CS 5220

Applications of Parallel Computers

Intro to Message Passing

Prof David Bindel

Please click the play button below.

Plan for this week

  • This week: distributed memory
    • HW issues (topologies, cost models)
    • Message-passing concepts and MPI
    • Some simple examples
  • Next week: shared memory (and PGAS?)

Basic questions

How much does a message cost?

  • Latency: time to get between processors
  • Bandwidth: data transferred per unit time
  • How does contention affect communication?

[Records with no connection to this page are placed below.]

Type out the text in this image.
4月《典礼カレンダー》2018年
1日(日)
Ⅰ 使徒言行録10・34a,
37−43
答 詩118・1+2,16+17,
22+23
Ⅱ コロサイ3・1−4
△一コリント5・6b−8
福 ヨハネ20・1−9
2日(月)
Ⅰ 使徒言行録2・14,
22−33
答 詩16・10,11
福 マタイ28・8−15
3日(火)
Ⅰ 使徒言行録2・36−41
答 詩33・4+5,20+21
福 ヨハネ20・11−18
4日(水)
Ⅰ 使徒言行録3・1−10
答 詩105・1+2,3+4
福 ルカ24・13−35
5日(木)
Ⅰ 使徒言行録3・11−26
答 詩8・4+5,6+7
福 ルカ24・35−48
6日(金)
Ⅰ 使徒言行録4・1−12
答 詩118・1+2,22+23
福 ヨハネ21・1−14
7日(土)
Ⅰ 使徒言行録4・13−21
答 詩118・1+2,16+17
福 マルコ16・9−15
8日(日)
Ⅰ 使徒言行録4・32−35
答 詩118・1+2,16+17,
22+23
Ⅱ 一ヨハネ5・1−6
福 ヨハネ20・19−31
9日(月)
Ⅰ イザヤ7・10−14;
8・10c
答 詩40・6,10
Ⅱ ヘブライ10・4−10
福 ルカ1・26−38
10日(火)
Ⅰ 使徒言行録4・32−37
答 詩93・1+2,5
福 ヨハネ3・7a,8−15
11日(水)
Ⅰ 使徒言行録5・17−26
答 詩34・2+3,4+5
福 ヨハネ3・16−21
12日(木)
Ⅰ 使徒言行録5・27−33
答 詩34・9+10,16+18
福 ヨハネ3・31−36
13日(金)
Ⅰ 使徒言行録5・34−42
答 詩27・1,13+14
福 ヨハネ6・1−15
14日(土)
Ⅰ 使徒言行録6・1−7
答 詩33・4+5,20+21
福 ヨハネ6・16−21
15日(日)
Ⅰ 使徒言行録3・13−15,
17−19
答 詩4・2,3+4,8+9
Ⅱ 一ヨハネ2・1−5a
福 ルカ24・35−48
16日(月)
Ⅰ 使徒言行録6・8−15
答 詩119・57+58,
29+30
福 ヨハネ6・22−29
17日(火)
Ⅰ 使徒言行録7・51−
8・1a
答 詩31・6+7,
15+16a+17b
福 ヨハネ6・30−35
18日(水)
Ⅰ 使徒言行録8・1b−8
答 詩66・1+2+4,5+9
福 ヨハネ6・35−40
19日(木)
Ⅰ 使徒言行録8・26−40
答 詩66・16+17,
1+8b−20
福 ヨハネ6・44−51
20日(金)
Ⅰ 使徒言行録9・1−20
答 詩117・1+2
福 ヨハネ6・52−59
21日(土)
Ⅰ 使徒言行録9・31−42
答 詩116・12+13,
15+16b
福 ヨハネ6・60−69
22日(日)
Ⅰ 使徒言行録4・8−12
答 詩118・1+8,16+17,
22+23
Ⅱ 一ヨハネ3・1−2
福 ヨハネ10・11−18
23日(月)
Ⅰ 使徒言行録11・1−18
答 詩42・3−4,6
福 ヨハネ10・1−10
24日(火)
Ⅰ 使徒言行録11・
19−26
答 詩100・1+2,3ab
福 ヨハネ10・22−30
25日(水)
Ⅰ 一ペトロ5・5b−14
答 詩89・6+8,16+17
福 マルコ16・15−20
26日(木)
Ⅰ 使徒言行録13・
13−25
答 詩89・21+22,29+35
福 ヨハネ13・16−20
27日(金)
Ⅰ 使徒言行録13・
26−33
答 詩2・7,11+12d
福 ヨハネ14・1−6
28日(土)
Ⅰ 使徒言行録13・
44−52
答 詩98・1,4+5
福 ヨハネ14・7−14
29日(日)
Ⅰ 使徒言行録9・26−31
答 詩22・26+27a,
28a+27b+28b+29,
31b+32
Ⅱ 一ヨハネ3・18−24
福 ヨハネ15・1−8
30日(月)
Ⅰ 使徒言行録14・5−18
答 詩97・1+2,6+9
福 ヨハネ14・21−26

This is a combined hardware-software question!

We want to understand just enough for reasonable modeling.

Thinking about interconnects

Several features characterize an interconnect:

  • Topology: who do the wires connect?
  • Routing: how do we get from A to B?
  • Switching: circuits, store-and-forward?
  • Flow control: how do we manage limited resources?

Thinking about interconnects

  • Links are like streets
  • Switches are like intersections
  • Hops are like blocks traveled
  • Routing algorithm is like a travel plan
  • Stop lights are like flow control
  • Short packets are like cars, long ones like buses?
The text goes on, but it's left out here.